When I think of why I love this club, I think of class, quality, and aesthetics. I want caviar again. I want my mind and heart to scroll through names that will stir my blood and grow goosebumps all down my arms, making me shiver in the moment and again in the memories those moments evoke.
I’ll admit that Suarez is capable of creating those moments; he’s done it for Liverpool and he’s done it for Uruguay and he did it for Ajax. However, I’m still not convinced that he has the ingredients to play for Arsenal.
After all, when I think back on more glorious days and venerated names—and I’ll admit that some of this is probably down to myopia or ahistoric amnesia—those memories are devoid of any unpleasantries.

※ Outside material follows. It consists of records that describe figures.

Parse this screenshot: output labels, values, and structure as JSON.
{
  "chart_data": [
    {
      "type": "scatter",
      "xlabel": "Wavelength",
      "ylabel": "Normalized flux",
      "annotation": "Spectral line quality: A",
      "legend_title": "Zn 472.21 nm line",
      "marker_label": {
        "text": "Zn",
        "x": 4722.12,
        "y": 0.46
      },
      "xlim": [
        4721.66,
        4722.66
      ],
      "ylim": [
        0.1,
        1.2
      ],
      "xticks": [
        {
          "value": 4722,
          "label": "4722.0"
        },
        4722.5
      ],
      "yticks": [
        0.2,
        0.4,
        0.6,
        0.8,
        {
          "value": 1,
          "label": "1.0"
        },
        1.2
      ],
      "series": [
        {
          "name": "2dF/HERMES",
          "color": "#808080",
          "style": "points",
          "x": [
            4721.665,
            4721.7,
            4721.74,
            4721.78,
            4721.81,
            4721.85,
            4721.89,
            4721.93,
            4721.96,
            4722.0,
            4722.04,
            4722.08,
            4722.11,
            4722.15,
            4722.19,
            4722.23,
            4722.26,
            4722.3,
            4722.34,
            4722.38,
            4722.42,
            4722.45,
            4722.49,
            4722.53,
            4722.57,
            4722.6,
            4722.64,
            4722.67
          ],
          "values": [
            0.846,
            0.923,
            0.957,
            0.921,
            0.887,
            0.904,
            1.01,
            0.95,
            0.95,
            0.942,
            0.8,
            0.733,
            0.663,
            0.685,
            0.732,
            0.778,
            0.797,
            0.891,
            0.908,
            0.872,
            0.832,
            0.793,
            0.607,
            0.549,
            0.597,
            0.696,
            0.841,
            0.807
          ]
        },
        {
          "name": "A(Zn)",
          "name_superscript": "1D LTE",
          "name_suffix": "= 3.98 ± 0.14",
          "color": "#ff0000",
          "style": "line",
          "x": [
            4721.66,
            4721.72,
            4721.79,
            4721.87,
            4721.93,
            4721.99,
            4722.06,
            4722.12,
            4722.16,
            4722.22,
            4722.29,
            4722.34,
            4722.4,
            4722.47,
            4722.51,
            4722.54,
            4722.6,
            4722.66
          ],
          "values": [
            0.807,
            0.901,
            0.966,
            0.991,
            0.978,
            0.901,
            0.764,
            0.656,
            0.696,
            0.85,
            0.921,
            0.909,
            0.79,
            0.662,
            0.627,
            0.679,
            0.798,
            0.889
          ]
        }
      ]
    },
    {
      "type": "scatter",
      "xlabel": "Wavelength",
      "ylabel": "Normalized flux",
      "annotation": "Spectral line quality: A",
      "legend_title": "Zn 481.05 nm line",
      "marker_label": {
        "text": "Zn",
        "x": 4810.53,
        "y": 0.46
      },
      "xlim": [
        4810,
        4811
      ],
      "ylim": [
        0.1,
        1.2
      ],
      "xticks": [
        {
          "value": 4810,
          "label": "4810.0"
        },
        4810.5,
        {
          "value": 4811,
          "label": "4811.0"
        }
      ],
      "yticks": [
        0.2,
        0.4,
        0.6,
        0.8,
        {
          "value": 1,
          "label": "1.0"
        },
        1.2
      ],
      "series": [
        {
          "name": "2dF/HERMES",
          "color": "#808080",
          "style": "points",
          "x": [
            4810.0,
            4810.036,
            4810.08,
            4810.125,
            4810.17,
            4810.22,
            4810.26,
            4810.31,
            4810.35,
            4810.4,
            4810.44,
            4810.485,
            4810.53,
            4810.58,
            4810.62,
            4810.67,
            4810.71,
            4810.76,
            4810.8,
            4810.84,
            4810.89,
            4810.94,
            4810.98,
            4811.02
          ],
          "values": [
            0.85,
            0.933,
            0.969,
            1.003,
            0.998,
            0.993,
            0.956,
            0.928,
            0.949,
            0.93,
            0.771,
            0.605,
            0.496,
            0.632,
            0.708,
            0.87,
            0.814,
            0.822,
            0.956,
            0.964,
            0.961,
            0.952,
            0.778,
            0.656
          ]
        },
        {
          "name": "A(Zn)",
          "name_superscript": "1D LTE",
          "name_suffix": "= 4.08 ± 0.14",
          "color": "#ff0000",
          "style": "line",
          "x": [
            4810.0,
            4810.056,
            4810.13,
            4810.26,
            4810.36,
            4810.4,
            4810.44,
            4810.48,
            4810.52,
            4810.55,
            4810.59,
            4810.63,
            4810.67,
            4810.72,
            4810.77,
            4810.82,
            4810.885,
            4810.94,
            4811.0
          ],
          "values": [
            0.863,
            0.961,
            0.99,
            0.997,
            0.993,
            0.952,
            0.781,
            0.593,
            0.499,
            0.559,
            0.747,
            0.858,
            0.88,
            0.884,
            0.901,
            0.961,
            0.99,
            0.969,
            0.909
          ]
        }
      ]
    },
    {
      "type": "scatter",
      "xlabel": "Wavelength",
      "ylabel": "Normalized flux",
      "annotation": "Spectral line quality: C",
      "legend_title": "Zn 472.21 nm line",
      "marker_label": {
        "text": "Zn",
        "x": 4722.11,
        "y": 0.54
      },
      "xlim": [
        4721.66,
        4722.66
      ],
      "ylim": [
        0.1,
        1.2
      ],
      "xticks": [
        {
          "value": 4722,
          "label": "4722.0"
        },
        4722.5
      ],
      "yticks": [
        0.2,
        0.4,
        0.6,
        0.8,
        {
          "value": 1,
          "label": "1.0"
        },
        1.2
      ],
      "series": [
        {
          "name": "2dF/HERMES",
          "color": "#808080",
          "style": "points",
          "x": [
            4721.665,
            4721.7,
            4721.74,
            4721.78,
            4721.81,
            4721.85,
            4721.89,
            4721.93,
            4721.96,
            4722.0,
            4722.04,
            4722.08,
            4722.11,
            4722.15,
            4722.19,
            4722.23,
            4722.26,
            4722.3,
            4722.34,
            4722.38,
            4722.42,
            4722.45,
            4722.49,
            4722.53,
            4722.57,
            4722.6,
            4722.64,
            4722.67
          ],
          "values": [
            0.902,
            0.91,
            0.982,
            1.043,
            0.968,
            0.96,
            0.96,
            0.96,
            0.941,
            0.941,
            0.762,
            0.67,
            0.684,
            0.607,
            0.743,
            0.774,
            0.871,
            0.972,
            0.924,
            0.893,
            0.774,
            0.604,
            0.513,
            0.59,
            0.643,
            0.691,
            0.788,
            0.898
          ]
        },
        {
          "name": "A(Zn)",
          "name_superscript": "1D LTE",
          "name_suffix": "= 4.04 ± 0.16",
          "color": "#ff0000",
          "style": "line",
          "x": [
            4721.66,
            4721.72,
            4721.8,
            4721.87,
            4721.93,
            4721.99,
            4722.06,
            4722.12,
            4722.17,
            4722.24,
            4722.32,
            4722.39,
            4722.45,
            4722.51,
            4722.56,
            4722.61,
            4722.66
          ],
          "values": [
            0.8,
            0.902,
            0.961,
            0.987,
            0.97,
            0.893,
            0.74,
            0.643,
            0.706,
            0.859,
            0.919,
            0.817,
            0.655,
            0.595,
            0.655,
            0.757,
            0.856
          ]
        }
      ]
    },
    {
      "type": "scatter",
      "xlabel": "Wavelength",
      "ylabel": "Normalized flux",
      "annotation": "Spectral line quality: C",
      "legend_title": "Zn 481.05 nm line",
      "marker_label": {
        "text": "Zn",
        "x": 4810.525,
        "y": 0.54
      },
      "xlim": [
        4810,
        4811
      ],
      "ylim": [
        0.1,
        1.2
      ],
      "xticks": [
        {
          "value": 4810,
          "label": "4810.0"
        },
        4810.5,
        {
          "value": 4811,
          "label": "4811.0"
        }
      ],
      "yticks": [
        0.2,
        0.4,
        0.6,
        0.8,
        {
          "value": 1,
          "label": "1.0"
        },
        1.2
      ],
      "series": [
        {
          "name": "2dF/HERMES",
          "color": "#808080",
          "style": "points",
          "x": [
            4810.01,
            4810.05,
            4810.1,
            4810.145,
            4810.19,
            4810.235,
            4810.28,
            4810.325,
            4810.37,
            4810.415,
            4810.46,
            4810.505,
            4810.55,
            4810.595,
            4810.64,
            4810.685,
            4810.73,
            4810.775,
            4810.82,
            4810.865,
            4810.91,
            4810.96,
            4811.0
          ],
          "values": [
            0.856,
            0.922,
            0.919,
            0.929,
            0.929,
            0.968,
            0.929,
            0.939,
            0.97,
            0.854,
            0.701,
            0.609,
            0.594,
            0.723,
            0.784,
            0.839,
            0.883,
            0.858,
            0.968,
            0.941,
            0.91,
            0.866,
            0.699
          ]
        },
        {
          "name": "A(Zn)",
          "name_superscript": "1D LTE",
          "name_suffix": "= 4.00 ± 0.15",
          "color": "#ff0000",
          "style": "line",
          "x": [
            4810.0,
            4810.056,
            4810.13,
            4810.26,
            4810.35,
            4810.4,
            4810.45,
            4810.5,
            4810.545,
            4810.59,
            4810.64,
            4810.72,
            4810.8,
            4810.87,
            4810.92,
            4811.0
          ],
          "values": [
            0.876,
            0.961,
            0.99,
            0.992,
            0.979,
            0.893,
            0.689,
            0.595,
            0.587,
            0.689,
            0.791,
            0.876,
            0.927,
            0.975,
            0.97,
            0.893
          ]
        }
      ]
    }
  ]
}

In the recesses of my mind, I’m sure there are instances that I’m not proud of, that Henry or Bergkamp or Adams got away with something, but those feel like little, lurking moments that can safely and legitimately be swept away by the passage of time, dwarfed as they are by the larger canvas of accomplishments that each player has created.
Now, I know that footballers are not called on to be saints, whether they play for Arsenal or anywhere else, but we do claim to play by certain value.
Speaking in Jakarta the other day, Arsène said, “I still believe that, even if we are in a stronger financial position, all of our values still have to be the same.”
He went on to focus on developing young players (which is still important), but he also admitted that “for years, we were out of the race for the top-level transfers, but we are coming back now”. When it comes to statistics, it’s hard to argue against Suarez being a top-level transfer. He scored 23 league goals and might have won the Golden Boot if he hadn’t bit Ivanovic.